Culture December 15, 2016
The body is a channel – an instrument – through which you express yourself. This is especially true when you are a dancer. The body conveys your message during a performance and allows you to test your limits.
As a member of Chapkis Family Dance, which performed on season 10 of “America’s Got Talent,” I have heard many stories of dancers going to extreme lengths solely to achieve the “perfect” dancer body, often with negative consequences. For this reason, it’s no surprise that a dancer’s body is often criticized.
So how does being a dancer affect personal body image?
Women are often held under a spotlight in the media. They are expected to look or act a certain way. It was the same for dancers; they all looked the same to fit the bill of the media. I was not reassured and questioned whether I would be able to have a successful dancing career with my body shape. Why didn’t I see a representation of all types of dancer bodies on TV? I began to feel as if I would never be successful in this industry.
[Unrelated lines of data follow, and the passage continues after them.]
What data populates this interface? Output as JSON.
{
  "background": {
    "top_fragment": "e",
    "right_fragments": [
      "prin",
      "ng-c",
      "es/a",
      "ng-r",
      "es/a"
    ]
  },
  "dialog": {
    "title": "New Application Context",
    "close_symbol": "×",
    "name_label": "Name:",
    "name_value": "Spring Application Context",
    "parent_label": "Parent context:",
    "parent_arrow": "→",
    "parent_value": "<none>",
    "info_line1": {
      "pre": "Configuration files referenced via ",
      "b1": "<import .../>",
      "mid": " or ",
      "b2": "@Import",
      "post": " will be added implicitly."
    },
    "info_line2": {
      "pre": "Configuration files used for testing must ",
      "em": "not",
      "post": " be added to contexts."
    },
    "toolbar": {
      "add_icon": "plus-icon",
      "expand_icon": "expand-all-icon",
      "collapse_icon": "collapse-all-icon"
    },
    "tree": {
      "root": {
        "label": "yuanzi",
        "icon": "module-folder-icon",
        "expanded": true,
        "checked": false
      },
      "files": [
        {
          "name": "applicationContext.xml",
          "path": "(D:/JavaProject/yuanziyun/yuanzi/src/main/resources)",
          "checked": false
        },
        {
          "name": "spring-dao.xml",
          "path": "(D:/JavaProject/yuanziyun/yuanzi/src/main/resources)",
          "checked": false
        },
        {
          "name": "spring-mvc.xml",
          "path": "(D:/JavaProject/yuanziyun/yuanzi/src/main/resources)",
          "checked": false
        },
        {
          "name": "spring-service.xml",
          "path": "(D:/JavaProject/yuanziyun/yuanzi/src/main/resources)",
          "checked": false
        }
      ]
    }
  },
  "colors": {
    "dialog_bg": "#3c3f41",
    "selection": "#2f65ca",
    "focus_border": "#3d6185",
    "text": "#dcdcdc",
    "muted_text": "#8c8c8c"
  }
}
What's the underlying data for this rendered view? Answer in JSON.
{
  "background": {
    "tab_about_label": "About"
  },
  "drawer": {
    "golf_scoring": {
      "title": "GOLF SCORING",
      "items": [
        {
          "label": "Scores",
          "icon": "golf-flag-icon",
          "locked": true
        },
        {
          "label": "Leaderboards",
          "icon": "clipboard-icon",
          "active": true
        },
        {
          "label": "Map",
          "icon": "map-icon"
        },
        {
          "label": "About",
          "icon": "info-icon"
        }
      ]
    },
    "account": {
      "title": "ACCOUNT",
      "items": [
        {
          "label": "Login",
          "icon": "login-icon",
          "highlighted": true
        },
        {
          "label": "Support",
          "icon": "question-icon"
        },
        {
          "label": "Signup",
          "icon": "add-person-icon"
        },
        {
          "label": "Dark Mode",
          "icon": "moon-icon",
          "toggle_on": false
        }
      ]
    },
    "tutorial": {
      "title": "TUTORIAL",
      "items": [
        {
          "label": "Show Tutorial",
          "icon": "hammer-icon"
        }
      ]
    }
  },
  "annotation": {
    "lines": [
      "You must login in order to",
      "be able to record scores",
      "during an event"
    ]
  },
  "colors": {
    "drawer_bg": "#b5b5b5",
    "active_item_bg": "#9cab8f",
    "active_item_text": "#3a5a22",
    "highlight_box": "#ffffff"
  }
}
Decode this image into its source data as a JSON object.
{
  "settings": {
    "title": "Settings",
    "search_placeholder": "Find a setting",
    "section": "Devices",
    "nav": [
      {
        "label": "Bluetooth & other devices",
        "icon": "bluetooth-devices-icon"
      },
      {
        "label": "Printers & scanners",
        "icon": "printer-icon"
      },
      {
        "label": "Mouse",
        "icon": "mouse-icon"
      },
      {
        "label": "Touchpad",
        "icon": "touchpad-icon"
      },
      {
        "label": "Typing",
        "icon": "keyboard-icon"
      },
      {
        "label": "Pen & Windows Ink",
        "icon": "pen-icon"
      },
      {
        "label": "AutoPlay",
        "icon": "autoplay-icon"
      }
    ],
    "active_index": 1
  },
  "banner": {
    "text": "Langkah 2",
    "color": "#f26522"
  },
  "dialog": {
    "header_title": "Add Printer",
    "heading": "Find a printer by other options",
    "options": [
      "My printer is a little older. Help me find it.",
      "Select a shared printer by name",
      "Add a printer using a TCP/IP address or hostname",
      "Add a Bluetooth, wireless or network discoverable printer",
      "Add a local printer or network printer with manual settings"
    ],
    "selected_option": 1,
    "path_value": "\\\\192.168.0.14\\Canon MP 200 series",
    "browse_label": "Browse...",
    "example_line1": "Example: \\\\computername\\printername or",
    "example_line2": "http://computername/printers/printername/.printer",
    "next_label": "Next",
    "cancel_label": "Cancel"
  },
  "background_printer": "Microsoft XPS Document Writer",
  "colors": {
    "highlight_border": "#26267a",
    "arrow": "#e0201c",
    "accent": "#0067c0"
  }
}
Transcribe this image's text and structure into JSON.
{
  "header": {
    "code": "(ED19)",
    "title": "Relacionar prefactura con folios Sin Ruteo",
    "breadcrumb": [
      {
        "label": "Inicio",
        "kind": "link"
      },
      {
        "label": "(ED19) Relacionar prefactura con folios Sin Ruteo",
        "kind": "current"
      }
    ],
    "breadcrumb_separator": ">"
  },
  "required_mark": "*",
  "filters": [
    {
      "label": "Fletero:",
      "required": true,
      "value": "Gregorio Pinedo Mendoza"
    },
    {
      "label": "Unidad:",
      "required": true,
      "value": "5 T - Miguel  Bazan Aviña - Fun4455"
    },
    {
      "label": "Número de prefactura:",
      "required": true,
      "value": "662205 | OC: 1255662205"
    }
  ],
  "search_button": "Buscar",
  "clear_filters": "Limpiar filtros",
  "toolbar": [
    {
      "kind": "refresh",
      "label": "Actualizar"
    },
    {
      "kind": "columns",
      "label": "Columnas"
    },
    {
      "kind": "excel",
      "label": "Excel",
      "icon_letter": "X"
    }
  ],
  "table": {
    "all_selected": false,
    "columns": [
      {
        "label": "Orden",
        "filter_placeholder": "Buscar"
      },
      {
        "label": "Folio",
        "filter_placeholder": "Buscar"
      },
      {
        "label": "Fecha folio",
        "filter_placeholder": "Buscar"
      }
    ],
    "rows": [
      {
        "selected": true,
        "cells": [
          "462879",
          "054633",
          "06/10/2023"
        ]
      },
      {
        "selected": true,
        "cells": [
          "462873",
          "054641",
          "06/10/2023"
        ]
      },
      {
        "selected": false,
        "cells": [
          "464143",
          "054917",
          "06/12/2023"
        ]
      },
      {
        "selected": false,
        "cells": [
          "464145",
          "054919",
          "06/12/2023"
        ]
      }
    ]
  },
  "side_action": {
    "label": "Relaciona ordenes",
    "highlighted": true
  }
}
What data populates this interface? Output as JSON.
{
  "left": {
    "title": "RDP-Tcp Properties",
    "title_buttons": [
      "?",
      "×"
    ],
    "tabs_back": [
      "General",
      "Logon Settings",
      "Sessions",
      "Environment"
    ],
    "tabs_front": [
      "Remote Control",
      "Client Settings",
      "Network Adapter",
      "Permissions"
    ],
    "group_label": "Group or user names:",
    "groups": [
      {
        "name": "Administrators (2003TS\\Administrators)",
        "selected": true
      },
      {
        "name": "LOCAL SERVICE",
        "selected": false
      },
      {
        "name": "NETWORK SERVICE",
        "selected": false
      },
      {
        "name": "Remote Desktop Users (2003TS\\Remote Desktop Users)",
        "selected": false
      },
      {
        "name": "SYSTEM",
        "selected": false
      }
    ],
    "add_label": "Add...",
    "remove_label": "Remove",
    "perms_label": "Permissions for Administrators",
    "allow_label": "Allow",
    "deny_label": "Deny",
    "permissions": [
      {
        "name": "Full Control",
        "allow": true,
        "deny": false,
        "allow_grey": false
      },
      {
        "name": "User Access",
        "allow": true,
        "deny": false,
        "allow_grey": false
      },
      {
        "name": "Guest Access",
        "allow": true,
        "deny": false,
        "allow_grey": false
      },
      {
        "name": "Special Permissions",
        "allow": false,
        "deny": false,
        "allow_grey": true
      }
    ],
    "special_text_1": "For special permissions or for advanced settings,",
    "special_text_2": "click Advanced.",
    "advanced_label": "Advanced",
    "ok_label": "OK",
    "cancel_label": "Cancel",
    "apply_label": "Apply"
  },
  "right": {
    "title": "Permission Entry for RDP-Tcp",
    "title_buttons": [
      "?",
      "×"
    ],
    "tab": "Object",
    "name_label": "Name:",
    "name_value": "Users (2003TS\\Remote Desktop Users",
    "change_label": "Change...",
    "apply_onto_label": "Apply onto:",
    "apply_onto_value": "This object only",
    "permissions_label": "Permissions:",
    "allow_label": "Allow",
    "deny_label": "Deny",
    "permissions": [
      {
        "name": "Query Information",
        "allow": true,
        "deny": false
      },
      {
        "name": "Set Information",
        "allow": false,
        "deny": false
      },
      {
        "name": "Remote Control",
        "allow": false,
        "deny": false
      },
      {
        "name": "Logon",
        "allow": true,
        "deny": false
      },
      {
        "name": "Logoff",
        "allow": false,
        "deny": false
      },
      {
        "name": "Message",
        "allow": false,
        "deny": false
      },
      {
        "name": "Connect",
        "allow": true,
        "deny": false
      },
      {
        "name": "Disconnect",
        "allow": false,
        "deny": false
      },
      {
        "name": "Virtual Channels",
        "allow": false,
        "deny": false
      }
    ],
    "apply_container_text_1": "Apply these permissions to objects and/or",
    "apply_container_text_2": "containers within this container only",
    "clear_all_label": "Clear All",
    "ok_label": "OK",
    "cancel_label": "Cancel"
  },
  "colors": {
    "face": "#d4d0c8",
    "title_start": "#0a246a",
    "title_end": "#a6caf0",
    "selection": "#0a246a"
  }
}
After coming to that conclusion, I began to look in the mirror and criticize every little detail of my body that I felt wasn’t “good enough.” Was I not hitting a move as strongly as I needed because my arms were too flabby? Did I not have enough stamina to finish a four-minute routine because I weighed too much?
Instead of giving up once I had decided that my body was not “good enough” to dance, I began to take the negative image I had developed about my body and used it to strive for what I wanted. I turned mental criticism into physical work. Instead of being envious of another dancer’s “better” body, I asked myself, “How could I get to where she is?”
No two bodies are the same, whether you are a dancer, a doctor or a decorator. Instead of accepting my negative comparisons, I learned to embrace them and my body. Confidence is key and being a confident dancer will pay off.